The CertInstaller command line tool (CertInstaller.exe) enables applications to script certificate installation operations.
Do not use the CertInstaller tool for standard certificate installation. Instead, click the certificates in the file explorer, as described in the Certificate Installer.
The CertInstaller tool (CertInstaller.exe) enables installation of certificates via various file formats:
- .PFX/.P12 – Public-Key Cryptography Standards #12 (PKCS #12) format files that include personal certificates with private keys as well as certificates that install into the intermediate and root certificate stores.
- .CER – Base64-encoded or DER-encoded X.509 certificates that install into the intermediate and root certificate stores.
- .P7B - Public-Key Cryptography Standards #7 (PKCS #7) format files that install multiple certificates to certificate stores on the device.
The primary use of the CertInstaller tool is to enable certificate deployment to devices in an environment that utilizes third party vendor PKI/enrollment. The CertInstaller tool installs certificates into the HKCU (Current user) “CA” and “ROOT” certificate stores while still running under SECROLE_USER_AUTH.
certinstaller.exe [-p Password] [-silent] [-csp Provider] <CertFile>
The password to open the .PFX file.
If you do not specify a password, the user will need to enter it in the Password UI.
If the password has a space around it, enclose the password in double quotes. If the password contains double quotes or backslashes those must be escaped with a backslash. For example,
My password -> “My password”
My\password -> My\\Password
My”Password -> My\”Password
The best practice is to always double-quote the password, but it is only required when there is a space.
MyPassword -> “MyPassword”.
No UI will be shown from CertInstaller. However, if a root certificate is being added to the ROOT store, the user will receive a prompt to install the certificate.
Specifies the Cryptographic Service Provider to use.
If you do not specify the Provider, the default provider in the registry will be used. If none is in the registry, the default provider, determined by CAPI, will be used.
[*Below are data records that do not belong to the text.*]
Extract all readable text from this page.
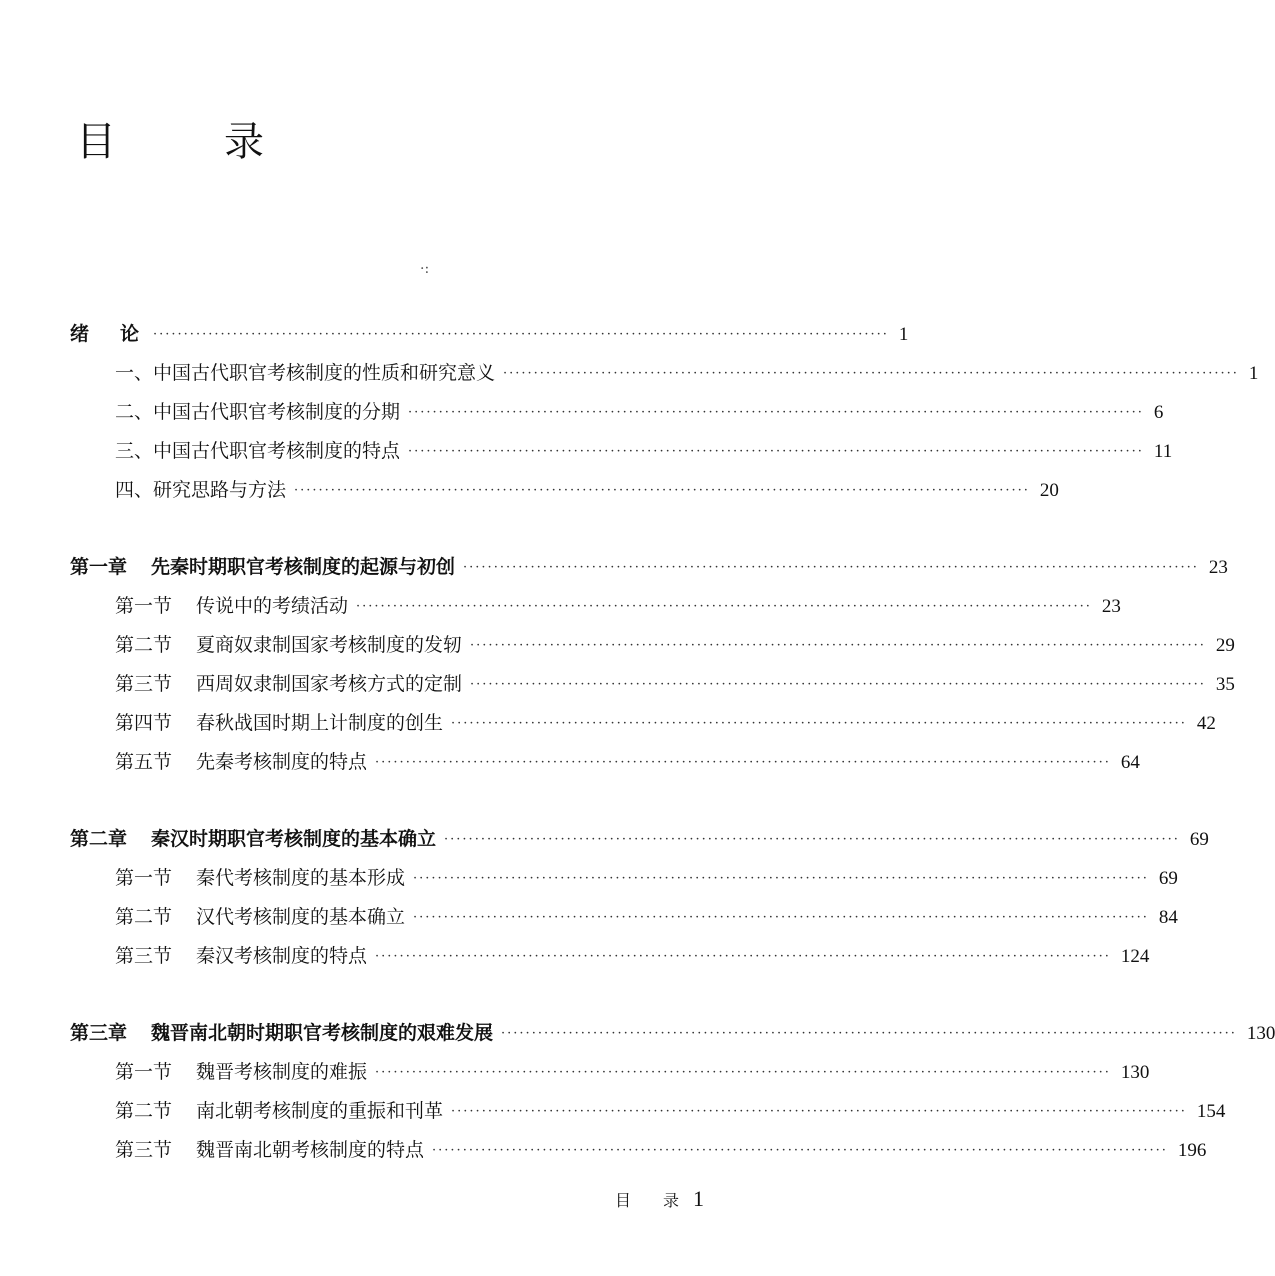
目　录
·:
绪　论 ························································································································ 1
一、中国古代职官考核制度的性质和研究意义 ························································································································ 1
二、中国古代职官考核制度的分期 ························································································································ 6
三、中国古代职官考核制度的特点 ························································································································ 11
四、研究思路与方法 ························································································································ 20
第一章 先秦时期职官考核制度的起源与初创 ························································································································ 23
第一节 传说中的考绩活动 ························································································································ 23
第二节 夏商奴隶制国家考核制度的发轫 ························································································································ 29
第三节 西周奴隶制国家考核方式的定制 ························································································································ 35
第四节 春秋战国时期上计制度的创生 ························································································································ 42
第五节 先秦考核制度的特点 ························································································································ 64
第二章 秦汉时期职官考核制度的基本确立 ························································································································ 69
第一节 秦代考核制度的基本形成 ························································································································ 69
第二节 汉代考核制度的基本确立 ························································································································ 84
第三节 秦汉考核制度的特点 ························································································································ 124
第三章 魏晋南北朝时期职官考核制度的艰难发展 ························································································································ 130
第一节 魏晋考核制度的难振 ························································································································ 130
第二节 南北朝考核制度的重振和刊革 ························································································································ 154
第三节 魏晋南北朝考核制度的特点 ························································································································ 196
目　录 1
Specifies the location and filename of the .PFX, .P12, .P7B or .CER file to import.
The CertInstaller tool is required mostly for the following cases:
- Adding an S/MIME decryption certificate to the device that is used across multiple machines that all access the same e-mail account
- Deployments that cannot leverage Windows Mobile Certificate Enroll because they do not use a Windows Certificate Server
- Some high security organizations that generate all private keys on a special key generation server
PKCS12 files include personal certificates with private keys as well as certificates that install into the intermediate and root certificate stores.